An ultramafic rock source has been suggested for many Archean gold deposits related to carbonatized komatiites. Similar gold mineralization and alteration mineralogy are known in gold-bearing carbonatized peridotites (i.e., listwaenites) from various ophiolites. Carbonatized ultramafic rocks are abundant in upper Proterozoic ophiolites in three areas (Arabia, Mali, and Morocco) that were investigated. There, the average gold contents in serpentinized mantle peridotites range between 3 to 5 ppb. Most of the gold is located in accessory magnetites (10 ppb).

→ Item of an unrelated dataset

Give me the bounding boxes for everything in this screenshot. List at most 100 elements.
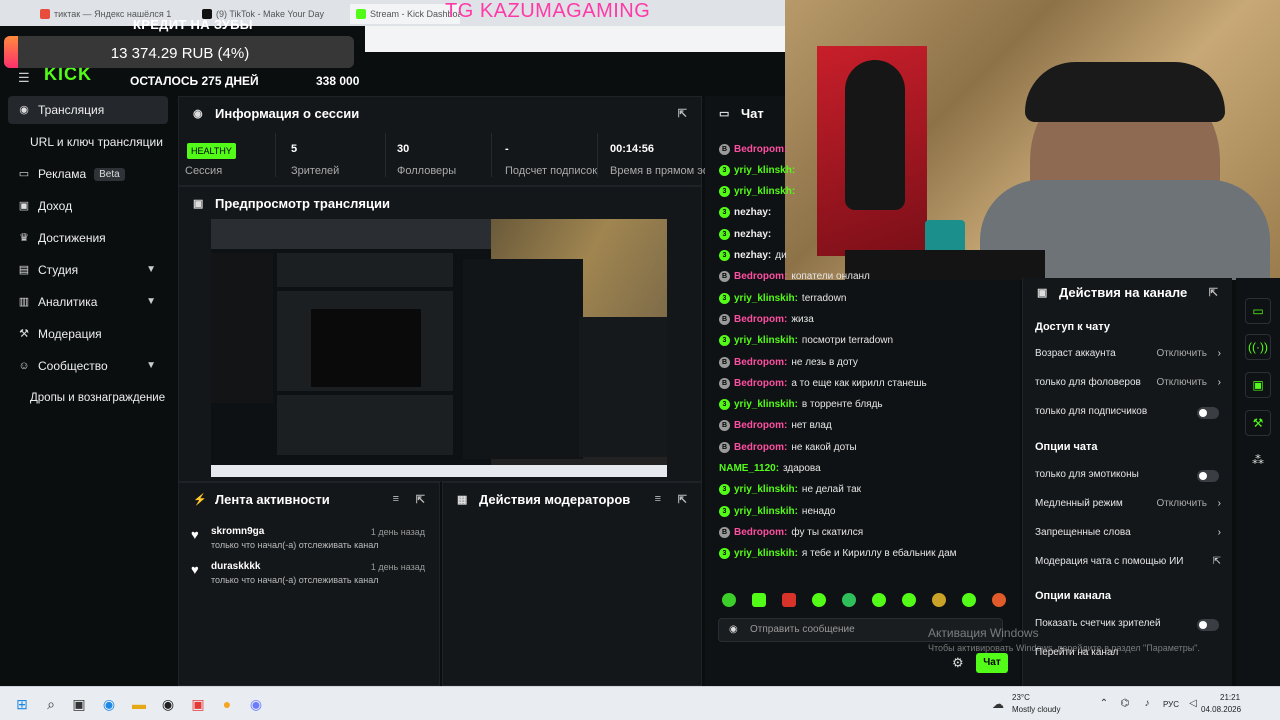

Magnetite crystallization and dissolution during serpentinization and shearing, followed by carbonatization of the ultramafic rocks, resulted in concentration of gold in carbonatized serpentinites. Fluid inclusions, trace elements, and isotopic investigations indicate that gold was mobilized at low temperature (150 degrees -250 degrees C), by seawater-derived heterogeneous H 2 O-CO 2 -CH 4 hydrothermal fluids during serpentinization and carbonatization. Gold concentration in listwaenites, which may reach economic grades of 1 to 10 ppm, are closely associated with sulfides, sulfarsenides, or arsenides, suggesting gold transport by sulfur or arsenic complexes in the hydrothermal fluids. Gold was precipitated with these minerals and with silica by an increase in pH as the acidic gold-bearing hydrothermal solutions interacted with the carbonate lenses. Thus, an upper mantle rock source is suggested for gold concentrations in ophiolite complexes.